Beyond the statistics of sex-based differences in infection rates, there are profound differences in the underlying causes and consequences of HIV/AIDS infections in male and female, reflecting differences in biology, sexual behaviour, social attitudes and pressures, economic power and vulnerability. STI transmission patterns have conformed to the cultural patterns of gender expression in the Indian society, such as culturally imposed silence about discussing sex, unequal norms about sexual morality, rights, power and educational opportunities between the sexes, and changing traditions. For married women in India, HIV and STI transmission has been largely attributed to a spouse who had multiple partners, male resistance to condom use and women's inability to negotiate safer sex (Sanchez, Phelan, Moss-Racusin, & Good, 2012). Empowerment has been associated with improvement in health and development outcomes (Johnson, 2013). Empowerment is a process through which people gain control over their own lives. 
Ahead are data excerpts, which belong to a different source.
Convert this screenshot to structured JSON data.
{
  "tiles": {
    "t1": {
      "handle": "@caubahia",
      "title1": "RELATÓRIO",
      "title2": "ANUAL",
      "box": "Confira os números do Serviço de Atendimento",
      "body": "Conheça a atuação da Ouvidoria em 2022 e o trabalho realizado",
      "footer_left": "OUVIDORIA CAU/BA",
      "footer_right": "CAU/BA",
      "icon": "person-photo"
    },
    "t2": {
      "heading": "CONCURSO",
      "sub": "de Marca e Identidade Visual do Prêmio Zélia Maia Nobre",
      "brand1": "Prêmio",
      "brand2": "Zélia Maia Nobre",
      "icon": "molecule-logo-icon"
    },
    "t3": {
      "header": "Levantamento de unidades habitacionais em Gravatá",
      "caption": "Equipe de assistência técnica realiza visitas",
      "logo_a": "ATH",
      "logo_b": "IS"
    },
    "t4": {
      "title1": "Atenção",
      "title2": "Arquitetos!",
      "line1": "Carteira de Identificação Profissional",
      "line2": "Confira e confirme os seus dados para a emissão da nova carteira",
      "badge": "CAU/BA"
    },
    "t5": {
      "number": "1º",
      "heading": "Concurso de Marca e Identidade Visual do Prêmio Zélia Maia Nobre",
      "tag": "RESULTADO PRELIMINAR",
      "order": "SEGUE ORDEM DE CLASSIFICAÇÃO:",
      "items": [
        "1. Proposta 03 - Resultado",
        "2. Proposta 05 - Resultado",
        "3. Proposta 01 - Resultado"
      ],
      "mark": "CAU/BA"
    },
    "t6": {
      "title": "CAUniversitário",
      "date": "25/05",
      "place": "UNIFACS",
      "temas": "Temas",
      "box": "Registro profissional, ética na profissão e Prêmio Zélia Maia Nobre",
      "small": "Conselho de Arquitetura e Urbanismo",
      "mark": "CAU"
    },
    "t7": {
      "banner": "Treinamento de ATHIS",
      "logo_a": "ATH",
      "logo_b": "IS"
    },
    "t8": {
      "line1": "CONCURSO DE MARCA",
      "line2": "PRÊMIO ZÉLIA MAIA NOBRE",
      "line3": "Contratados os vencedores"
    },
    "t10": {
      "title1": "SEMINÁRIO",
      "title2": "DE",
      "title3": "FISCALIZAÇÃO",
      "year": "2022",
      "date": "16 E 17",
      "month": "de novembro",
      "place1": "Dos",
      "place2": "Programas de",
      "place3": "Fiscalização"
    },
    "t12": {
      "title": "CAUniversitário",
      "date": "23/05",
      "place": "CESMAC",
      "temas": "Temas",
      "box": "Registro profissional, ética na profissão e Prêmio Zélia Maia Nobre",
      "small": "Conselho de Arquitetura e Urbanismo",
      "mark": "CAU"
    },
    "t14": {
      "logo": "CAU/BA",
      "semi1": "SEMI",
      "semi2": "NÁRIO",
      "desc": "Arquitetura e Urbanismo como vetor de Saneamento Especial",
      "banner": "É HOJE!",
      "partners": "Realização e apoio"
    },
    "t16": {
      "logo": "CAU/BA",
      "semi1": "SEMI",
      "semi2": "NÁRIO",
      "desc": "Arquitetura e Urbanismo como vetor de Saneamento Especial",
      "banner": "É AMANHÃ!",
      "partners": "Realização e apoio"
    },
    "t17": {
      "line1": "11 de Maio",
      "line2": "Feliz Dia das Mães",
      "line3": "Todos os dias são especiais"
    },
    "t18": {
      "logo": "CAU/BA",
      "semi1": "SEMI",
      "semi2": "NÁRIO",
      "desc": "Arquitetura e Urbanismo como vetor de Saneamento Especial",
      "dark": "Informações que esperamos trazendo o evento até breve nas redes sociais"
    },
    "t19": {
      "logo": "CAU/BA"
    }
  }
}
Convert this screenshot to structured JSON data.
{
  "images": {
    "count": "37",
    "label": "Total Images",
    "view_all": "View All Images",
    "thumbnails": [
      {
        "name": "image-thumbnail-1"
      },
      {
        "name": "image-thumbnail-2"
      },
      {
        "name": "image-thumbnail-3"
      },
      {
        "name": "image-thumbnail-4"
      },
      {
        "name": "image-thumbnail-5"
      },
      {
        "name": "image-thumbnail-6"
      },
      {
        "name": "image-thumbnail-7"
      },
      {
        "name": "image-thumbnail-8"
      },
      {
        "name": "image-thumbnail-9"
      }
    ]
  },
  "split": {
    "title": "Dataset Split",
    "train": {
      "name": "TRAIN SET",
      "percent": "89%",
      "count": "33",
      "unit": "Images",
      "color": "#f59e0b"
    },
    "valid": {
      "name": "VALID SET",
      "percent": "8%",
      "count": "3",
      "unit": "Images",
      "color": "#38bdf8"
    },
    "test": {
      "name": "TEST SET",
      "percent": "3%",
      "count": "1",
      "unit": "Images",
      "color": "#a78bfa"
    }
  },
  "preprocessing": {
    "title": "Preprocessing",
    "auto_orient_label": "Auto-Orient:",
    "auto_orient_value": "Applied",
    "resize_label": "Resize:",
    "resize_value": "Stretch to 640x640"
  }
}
It is usually associated with an improved quality of life. It is a multidimensional process through which persons lacking in certain resources or capabilities gain access to or control over those resources/capabilities. Empowerment relates to agency, whereby empowered persons are able to make strategic life choices (implying availability of alternatives) and can have the power to achieve their goals (Mahmud, Shah & Becker, 2012). Sexual empowerment in this case primarily addresses issues associated with the individual woman and her interpersonal relationships with her partner. It mainly relates to “power within” that is, self confidence, a sense of self-worth and assertiveness, perception of the right to self-determination, and the confidence to act to attain the desired change in sexual relations. It also includes the “power to” that is, having decision-making authority in sexual relations (Crissman, Adanu & Harlow, 2012).  
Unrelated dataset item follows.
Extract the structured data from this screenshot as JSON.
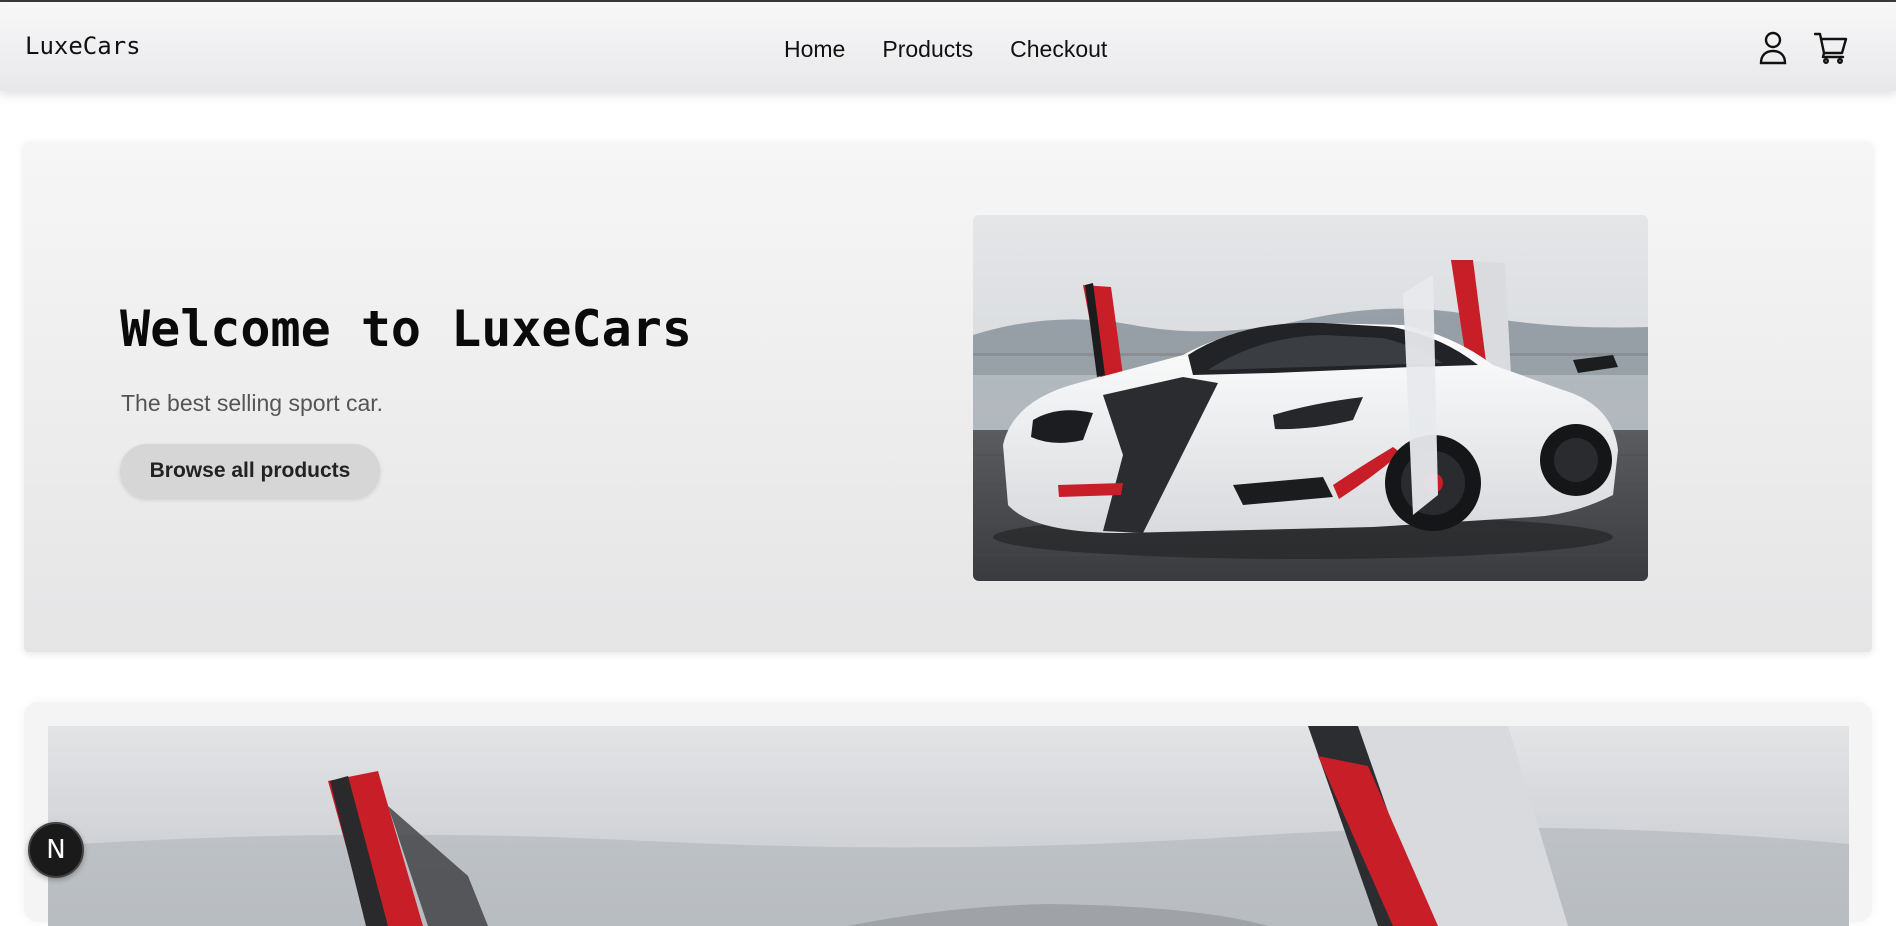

In sexual empowerment mainly addresses the “power within” in relation to a woman’s perception of her ability to negotiate safer sex and the “power to” in relation to her participation in decision-making concerning her own health. Women and/or their partners may engage in risky sexual behaviours that expose them to STIs. Contextual gender relations are important in influencing sexual behaviours, which include sexual and gender-based violence (SGBV), multiple sexual partnerships including polygyny, transactional sex, and unprotected sex (Antai, 2011). Sexual behaviours are closely associated with a partner’s controlling behaviours, alcohol consumption, control over resources and household decision-making. While fidelity is expected within marriage, marital partners may not be fully protected against STIs if either partner engages in risky sexual behaviours outside the union. 
According to Part, Rahu & Karro (2011), adherence to traditional gender roles related to sexual activity is stronger among females than males. Negotiating safer sex in such relationships is a challenge. Outside union, having trust in a relationship reduces the likelihood of condom use. Within union, condom use is often resisted or not seen as necessary and is therefore limited. In most settings, faithfulness and trust are expected within marriage, and regular sexual activity is more or less deemed a right especially for the male partner. STI and HIV infections among women are attributed to both biological and gender-related social factors. Women are biologically more prone to STIs, including HIV (Chersich & Rees, 2018). But women and adolescent girls also are disproportionately affected by STIs due to masculine ideals of risk taking, sexual conquest, and promiscuity.